First published in 1950, the
Chronicles
consist of a succession of more or less independent stories revealing the (bad) relationship between man and the red planet, which Bradbury (whom Ridley Scott pays homage to in
Blade Runner
giving his surname to the replicants' building) presents us as an almost magical realm of metaphors and desires about to be destroyed.
A joy that has already turned 72 years old.
3. Intrigues
Surely many, on the other side of this paper or virtual page, are already imagining themselves lying in the shade reading mystery novels.
Of the two that I recommend today, neither is properly what is called a
thriller,
but both participate in different forms of police intrigue.
Murder in the Botanical Garden
(Destiny), by José María Guelbenzu, is the latest (in all senses of the term) investigation of my beloved Mariana de Marco, the stupendous judge (Guelbenzu and her creature hate the generically marked term) whom we met nine installments ago in a destiny northern.
Mariana, who is now in her late forties, is still a physically spectacular woman, one of those whom one cannot help but turn to look at on the street, but above all she is smart, uninhibited, efficient, cultured.
She lives in Madrid with her (enviable) partner, the unemployed journalist Javier Goitia, who is the chronicler of her new investigation: the body of the secretary of the Club de Amigos de los Jardines appears in the Botanical Garden, along with a bouquet of aconite (whose alkaloid is lethal) and a bottle of whiskey (or perhaps rum:
the mistake makes Guelbenzu more cervantine).
The plot gets complicated: the judge on the one hand and Goitia on the other investigate the members of the club;
there is some shameful adultery and perhaps a suicide.
In the end, struck by an unforeseen tragedy, Mariana, my Mariana, decides to say goodbye to her career and disappear from our lives as readers.

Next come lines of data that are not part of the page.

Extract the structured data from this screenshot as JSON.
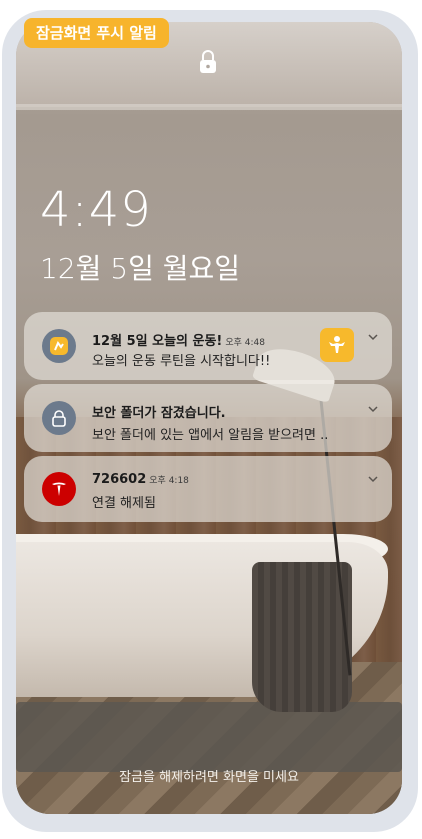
{
  "tag_label": "잠금화면 푸시 알림",
  "lock_screen": {
    "time": "4:49",
    "date": "12월 5일 월요일",
    "unlock_hint": "잠금을 해제하려면 화면을 미세요"
  },
  "notifications": [
    {
      "app_icon": "fitness-app-icon",
      "title": "12월 5일 오늘의 운동!",
      "time": "오후 4:48",
      "body": "오늘의 운동 루틴을 시작합니다!!",
      "has_thumbnail": true
    },
    {
      "app_icon": "lock-folder-icon",
      "title": "보안 폴더가 잠겼습니다.",
      "time": "",
      "body": "보안 폴더에 있는 앱에서 알림을 받으려면 ..",
      "has_thumbnail": false
    },
    {
      "app_icon": "tesla-icon",
      "title": "726602",
      "time": "오후 4:18",
      "body": "연결 해제됨",
      "has_thumbnail": false
    }
  ],
  "colors": {
    "accent": "#f7b42c",
    "frame": "#dfe3ea",
    "tesla_red": "#cc0000",
    "fitness_icon_bg": "#6c7a8c"
  }
}
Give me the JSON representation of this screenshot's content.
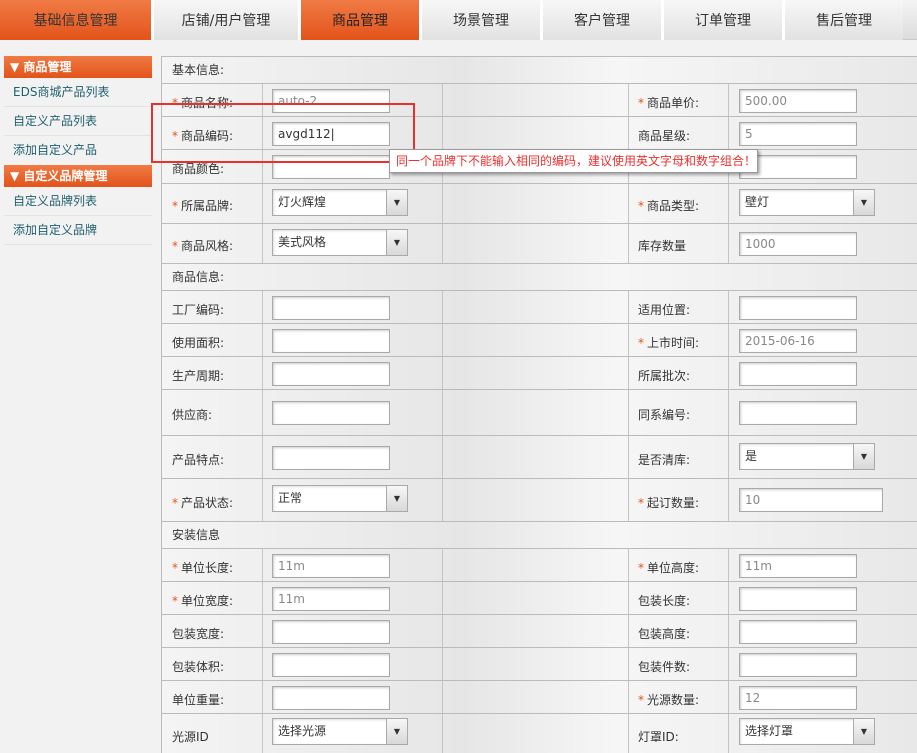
{
  "topnav": {
    "tabs": [
      {
        "label": "基础信息管理",
        "active": true
      },
      {
        "label": "店铺/用户管理",
        "active": false
      },
      {
        "label": "商品管理",
        "active": true
      },
      {
        "label": "场景管理",
        "active": false
      },
      {
        "label": "客户管理",
        "active": false
      },
      {
        "label": "订单管理",
        "active": false
      },
      {
        "label": "售后管理",
        "active": false
      }
    ]
  },
  "sidebar": {
    "group1": "▼ 商品管理",
    "group1_items": [
      "EDS商城产品列表",
      "自定义产品列表",
      "添加自定义产品"
    ],
    "group2": "▼ 自定义品牌管理",
    "group2_items": [
      "自定义品牌列表",
      "添加自定义品牌"
    ]
  },
  "sections": {
    "basic": "基本信息:",
    "product": "商品信息:",
    "install": "安装信息"
  },
  "form": {
    "name_label": "商品名称:",
    "name_value": "auto-2",
    "price_label": "商品单价:",
    "price_value": "500.00",
    "code_label": "商品编码:",
    "code_value": "avgd112",
    "star_label": "商品星级:",
    "star_value": "5",
    "color_label": "商品颜色:",
    "brand_label": "所属品牌:",
    "brand_value": "灯火辉煌",
    "type_label": "商品类型:",
    "type_value": "壁灯",
    "style_label": "商品风格:",
    "style_value": "美式风格",
    "stock_label": "库存数量",
    "stock_value": "1000",
    "factory_label": "工厂编码:",
    "position_label": "适用位置:",
    "area_label": "使用面积:",
    "launch_label": "上市时间:",
    "launch_value": "2015-06-16",
    "cycle_label": "生产周期:",
    "batch_label": "所属批次:",
    "supplier_label": "供应商:",
    "series_label": "同系编号:",
    "feature_label": "产品特点:",
    "clearance_label": "是否清库:",
    "clearance_value": "是",
    "status_label": "产品状态:",
    "status_value": "正常",
    "min_order_label": "起订数量:",
    "min_order_value": "10",
    "unit_length_label": "单位长度:",
    "unit_length_value": "11m",
    "unit_height_label": "单位高度:",
    "unit_height_value": "11m",
    "unit_width_label": "单位宽度:",
    "unit_width_value": "11m",
    "pack_length_label": "包装长度:",
    "pack_width_label": "包装宽度:",
    "pack_height_label": "包装高度:",
    "pack_volume_label": "包装体积:",
    "pack_count_label": "包装件数:",
    "unit_weight_label": "单位重量:",
    "light_count_label": "光源数量:",
    "light_count_value": "12",
    "light_id_label": "光源ID",
    "light_id_value": "选择光源",
    "lamp_id_label": "灯罩ID:",
    "lamp_id_value": "选择灯罩"
  },
  "tooltip": "同一个品牌下不能输入相同的编码，建议使用英文字母和数字组合！",
  "colors": {
    "accent": "#e2541a",
    "error": "#e8312f"
  }
}
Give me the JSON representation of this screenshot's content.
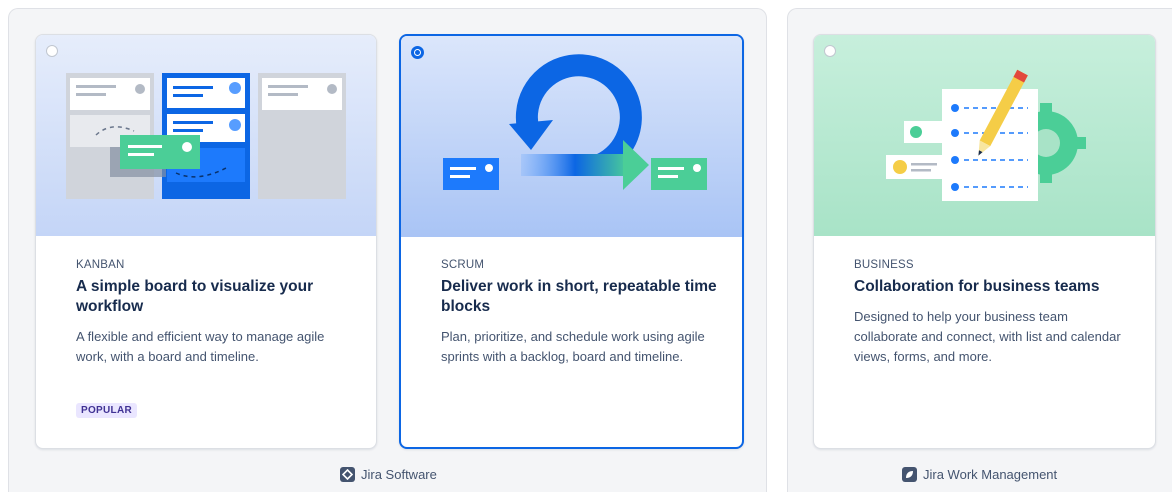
{
  "groups": {
    "software": {
      "product_label": "Jira Software",
      "product_icon": "jira-software-icon"
    },
    "business": {
      "product_label": "Jira Work Management",
      "product_icon": "jira-work-management-icon"
    }
  },
  "cards": [
    {
      "kicker": "KANBAN",
      "title": "A simple board to visualize your workflow",
      "description": "A flexible and efficient way to manage agile work, with a board and timeline.",
      "badge": "POPULAR",
      "selected": false
    },
    {
      "kicker": "SCRUM",
      "title": "Deliver work in short, repeatable time blocks",
      "description": "Plan, prioritize, and schedule work using agile sprints with a backlog, board and timeline.",
      "selected": true
    },
    {
      "kicker": "BUSINESS",
      "title": "Collaboration for business teams",
      "description": "Designed to help your business team collaborate and connect, with list and calendar views, forms, and more.",
      "selected": false
    }
  ],
  "colors": {
    "selected_border": "#0c66e4",
    "software_illustration_bg": "#dbe6fb",
    "business_illustration_bg": "#c7efdc",
    "popular_badge_bg": "#eae6ff",
    "popular_badge_text": "#403294"
  }
}
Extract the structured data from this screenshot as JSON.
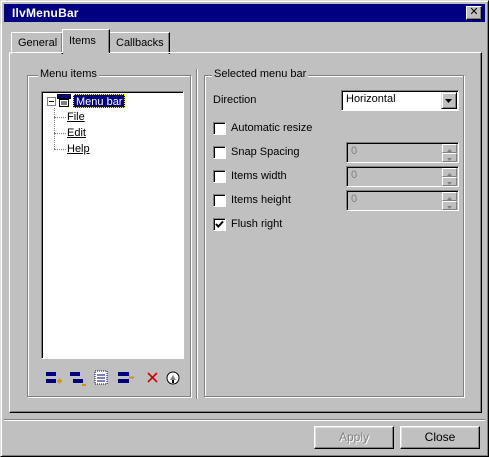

The same thing Sherlock Holmes did one day, who, however, returned from the dead, perhaps fed up with his stillness (except in
Pedro Paramo).
The other novel I am referring to is
Clinical Case
(Impedimenta, translation by Alicia Frieyro), by the Scotsman Graeme Macrae Burnet, an enveloping, very Hitchcockian intrigue with personality splits, set in London in the sixties and under the then powerful shadow of the anti-psychiatry of Laing and Cooper (which left such a mark on in a generation of Spanish psychiatrists and, what is worse, in their long-suffering patients).
An entertaining, intelligent, summer intrigue.
Let them take advantage, when they are cool, there in the blessed shade.